[TriLUG] OT - TWC bandwidth caps on the way?

Jeremy Portzer jeremyp at pobox.com
Thu Jun 5 18:07:55 EDT 2008


Warren Myers wrote:
> There already is a usage cap: it's the max (theoretical) rate times seconds
> per month. It's pretty simple. Usage caps like TWC is discussing are far
> more easily (and cheaply) implementable by merely throttling the connection
> speed.
> 

But that's not what your mother and Joe User wants.  Joe User wants to 
download their YouTube videos and emails with large photos attached 
quickly, so a high data rate is useful.    But he isn't doing this all 
day long.  Joe User isn't really (not yet at least) using torrents to 
download hundreds gigabytes of data per month.

As the original post commented - the theoretical data rate is nowhere 
near the actual upstream capacity of the provider.  This is not a 
secret; there is no way such low prices ($45-60) would be available to 
you if it were not.  I don't know why people seem to think this 
"oversubscription" is an "outrage" - it's not, it's a commercial 
reality, and this is how consumer ISPs have always operated, right back 
to the BBS days.

If you want a line where you have the theoretical data capacity 
available to you 100% of time, you need a provisioned circuit like a T1 
line.  There is a reason that T1 lines still cost several hundred 
dollars per month, even though they "only" provide 1.544 Mbit/sec data 
rate.  But they provide that 1.544 Mbit every second of the day, all 
month long.  For 31 days that is about 111 GB if I calculated correctly 
- many of you do more than this on your cable modem but pay MUCH less 
than a T1.

If you truly expect your cable company to provide you the full bitrate 
for every second of the month, then you should be prepared to pay 
T1-like charges for it, right?

I also don't know why you think throttling the connection speed is more 
expensive to implement than the usage caps.  Basic evidence seems to 
indicate otherwise.  The connection speed is already throttled in the 
cable modem's configuration - remember, it just went up from 6000 to 
8000 kbit/sec, as discussed here a few days ago.  This is a basic 
feature of the DOCSIS cable modem protocol.   The upstream is obviously 
throttled too.  TWC already has the infrastructure in place for this and 
uses it!  So what exactly would these high costs be to implement this?

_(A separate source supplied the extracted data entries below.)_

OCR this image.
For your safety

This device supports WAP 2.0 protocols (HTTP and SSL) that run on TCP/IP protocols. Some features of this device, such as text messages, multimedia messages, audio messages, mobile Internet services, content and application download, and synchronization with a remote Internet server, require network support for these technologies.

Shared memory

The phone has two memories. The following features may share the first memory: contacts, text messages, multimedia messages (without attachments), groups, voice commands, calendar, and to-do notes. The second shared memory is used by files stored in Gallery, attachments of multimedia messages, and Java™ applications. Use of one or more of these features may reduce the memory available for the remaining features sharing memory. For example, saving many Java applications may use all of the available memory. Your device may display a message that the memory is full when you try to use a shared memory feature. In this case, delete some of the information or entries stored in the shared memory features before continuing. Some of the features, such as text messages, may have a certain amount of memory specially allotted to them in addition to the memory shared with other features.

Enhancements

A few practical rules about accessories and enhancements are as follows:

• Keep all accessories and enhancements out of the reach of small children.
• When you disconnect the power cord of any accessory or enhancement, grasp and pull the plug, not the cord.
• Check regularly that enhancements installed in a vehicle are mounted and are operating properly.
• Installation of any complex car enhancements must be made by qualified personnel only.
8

But adding usage caps would require a whole separate web site for people 
to monitor their usage - which adds extra load on customer service too 
when people need to be shown how this site works.  But overall though 
these costs are not high either way, don't get distracted by that.

I really am not a TWC apologist.  I know they do a lot of stupid things 
and are a huge company with a lot of power in the market.  But I do 
think people need to realize that TWC's idea is NOT unreasonable - now 
we'll see if they manage to implement it in a rational manner.